Working towards a sustainable environment



Coffee chain Costa has become the latest company to sign the Department for Food, Environment and Rural Affairs’ (Defra) ‘Step up to the Plate’ pledge, which commits signatories to halving their food waste output by 2030.




The move builds on Costa's Food Surplus Policy, which enables store managers to make donations directly to local charities on demand 

The move builds on Costa’s Food Surplus Policy, which enables store managers to make donations directly to local charities on demand 

Launched last month at a symposium in London, the commitment requires signatories to align with SDG 2, Zero Hunger, by adopting WRAP’s food waste reduction roadmap. The framework, built in partnership with charity IGD, sets out how organisations can measure and act on wastage levels across a “farm-to-fork” approach. 

By signing the pledge, Costa has additionally committed to using its voice to empower the public and drive wider behaviour change aimed at tackling the UK’s annual food waste mountain of 10.2 million tonnes.

Costa’s actions on food waste to date include re-designing its ordering system in order to reduce surplus, discounting food due to expire at midnight by 50% during the last hour of trading at all stores and encouraging its store teams to directly donate surplus products to local charities.

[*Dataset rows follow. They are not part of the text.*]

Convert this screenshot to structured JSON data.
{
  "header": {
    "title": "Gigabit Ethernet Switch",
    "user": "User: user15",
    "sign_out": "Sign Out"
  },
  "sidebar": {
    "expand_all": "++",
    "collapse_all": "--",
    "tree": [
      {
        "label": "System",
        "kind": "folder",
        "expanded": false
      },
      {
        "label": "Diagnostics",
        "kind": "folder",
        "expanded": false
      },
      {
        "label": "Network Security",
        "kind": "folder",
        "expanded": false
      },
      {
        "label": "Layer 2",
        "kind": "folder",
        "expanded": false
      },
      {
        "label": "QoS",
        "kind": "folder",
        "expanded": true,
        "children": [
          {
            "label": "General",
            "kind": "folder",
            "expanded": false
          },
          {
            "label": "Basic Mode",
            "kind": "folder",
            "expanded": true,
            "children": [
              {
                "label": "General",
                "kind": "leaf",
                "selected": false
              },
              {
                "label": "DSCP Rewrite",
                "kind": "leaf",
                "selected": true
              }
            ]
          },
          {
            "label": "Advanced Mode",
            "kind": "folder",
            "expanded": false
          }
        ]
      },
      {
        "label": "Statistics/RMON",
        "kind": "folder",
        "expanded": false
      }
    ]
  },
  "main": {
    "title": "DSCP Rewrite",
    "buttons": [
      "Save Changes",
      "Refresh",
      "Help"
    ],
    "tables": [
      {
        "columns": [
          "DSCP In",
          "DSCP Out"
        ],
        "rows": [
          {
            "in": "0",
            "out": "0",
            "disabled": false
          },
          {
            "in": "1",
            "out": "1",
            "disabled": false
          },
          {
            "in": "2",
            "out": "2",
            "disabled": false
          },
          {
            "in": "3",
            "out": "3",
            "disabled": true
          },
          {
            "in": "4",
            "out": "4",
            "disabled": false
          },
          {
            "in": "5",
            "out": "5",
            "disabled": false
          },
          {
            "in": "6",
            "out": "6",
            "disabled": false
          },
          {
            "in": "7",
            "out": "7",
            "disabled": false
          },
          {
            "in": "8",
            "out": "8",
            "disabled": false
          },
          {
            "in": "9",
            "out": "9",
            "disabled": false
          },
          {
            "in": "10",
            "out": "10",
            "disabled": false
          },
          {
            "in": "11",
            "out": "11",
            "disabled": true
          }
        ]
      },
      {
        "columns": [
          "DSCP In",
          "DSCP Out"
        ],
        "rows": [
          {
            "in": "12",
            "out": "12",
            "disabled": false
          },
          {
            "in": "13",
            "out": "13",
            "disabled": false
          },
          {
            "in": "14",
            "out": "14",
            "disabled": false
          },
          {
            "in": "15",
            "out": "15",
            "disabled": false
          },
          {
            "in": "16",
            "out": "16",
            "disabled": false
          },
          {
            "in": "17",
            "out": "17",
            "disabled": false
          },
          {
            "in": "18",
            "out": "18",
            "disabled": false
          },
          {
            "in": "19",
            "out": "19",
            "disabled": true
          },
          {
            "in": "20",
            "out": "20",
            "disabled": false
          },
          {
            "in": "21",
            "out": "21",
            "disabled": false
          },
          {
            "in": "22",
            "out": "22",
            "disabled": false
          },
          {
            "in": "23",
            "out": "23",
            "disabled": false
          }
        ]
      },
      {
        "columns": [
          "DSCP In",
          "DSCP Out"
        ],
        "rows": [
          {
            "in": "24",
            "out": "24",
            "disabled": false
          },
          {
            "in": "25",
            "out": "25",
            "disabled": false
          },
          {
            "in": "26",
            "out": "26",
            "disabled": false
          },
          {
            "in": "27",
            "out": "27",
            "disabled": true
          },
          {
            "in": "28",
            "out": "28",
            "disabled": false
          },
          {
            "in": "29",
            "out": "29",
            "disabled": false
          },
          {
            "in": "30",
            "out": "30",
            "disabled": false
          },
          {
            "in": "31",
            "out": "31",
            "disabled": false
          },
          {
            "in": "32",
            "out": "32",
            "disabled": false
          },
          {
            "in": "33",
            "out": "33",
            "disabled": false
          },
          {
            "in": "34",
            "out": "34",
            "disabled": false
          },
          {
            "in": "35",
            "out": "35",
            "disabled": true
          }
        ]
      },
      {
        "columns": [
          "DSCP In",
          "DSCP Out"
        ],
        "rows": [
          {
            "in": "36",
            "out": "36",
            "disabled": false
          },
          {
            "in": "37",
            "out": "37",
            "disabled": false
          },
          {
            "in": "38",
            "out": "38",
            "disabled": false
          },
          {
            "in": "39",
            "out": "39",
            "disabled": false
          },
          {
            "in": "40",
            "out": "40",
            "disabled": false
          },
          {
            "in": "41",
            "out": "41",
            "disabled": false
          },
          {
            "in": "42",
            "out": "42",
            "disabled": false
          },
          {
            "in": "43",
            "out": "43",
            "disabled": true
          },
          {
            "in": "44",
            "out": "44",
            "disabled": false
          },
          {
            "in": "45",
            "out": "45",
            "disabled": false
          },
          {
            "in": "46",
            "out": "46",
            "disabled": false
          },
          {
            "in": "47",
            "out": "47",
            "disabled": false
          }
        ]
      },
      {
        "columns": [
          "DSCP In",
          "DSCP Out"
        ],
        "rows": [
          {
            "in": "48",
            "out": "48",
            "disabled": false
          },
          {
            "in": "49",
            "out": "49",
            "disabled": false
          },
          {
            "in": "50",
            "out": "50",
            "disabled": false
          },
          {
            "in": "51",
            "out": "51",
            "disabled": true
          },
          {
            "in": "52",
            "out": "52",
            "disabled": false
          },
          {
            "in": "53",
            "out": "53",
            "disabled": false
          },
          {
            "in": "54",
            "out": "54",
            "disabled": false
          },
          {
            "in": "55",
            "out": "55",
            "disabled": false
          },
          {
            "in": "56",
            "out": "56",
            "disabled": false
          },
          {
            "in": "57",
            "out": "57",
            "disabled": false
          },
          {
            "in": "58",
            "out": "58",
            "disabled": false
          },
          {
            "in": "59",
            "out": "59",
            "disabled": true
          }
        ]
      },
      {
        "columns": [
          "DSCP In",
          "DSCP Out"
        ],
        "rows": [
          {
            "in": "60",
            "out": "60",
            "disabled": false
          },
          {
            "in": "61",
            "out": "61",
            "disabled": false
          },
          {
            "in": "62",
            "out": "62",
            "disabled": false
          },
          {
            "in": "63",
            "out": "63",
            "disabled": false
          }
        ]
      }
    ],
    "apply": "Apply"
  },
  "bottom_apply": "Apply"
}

The chain’s Hull stores are additionally signed up to Food Waste Hero – Cranswick and OLIO’s collaborative scheme aimed at tacking food poverty in the city-region through redistribution. 

Costa sends any food that cannot be redistributed through these channels for anaerobic digestion facilities, where it is used to make biogas and fertiliser.

“At Costa Coffee, we are committed to playing our part in reducing waste wherever possible,” Costa’s head of sustainability Victoria Moorhouse said. “We are delighted to be working alongside government to drive change and share best practice, stepping up to the plate and delivering collective action.”

The move from Costa was welcomed by Environment Secretary Michael Gove, who described it as a commitment to “game-changing action to cut food waste.”

“The UK is showing real leadership in this area, and together we will end the environmental and economic scandal that is food waste,” Gove added.

Since Defra launched the commitment, more than 100 businesses from across the food value chain have signed up, with other signatories including the likes of Nestlé, Tesco, Sainsbury’s and Waitrose & Partners.

The pledge is also open to non-commercial organisations and can be signed by individuals. Michael Gove and Environment Minister Thérèse Coffey were among the first to sign up to the commitment on an individual basis – a move which has seen them vow to change their shopping, cooking and food storage habits, and to encourage similar behaviour from their peers.

Unsurprisingly, another early signatory of the individual version of the pledge is the Government’s Food Waste Champion Ben Elliot, who said that all retailers now “have a responsibility to step up and do [their] bit.”

“We will be highlighting those who participate and those who do not; the food waste crisis can only be solved by collective action,” Elliot added.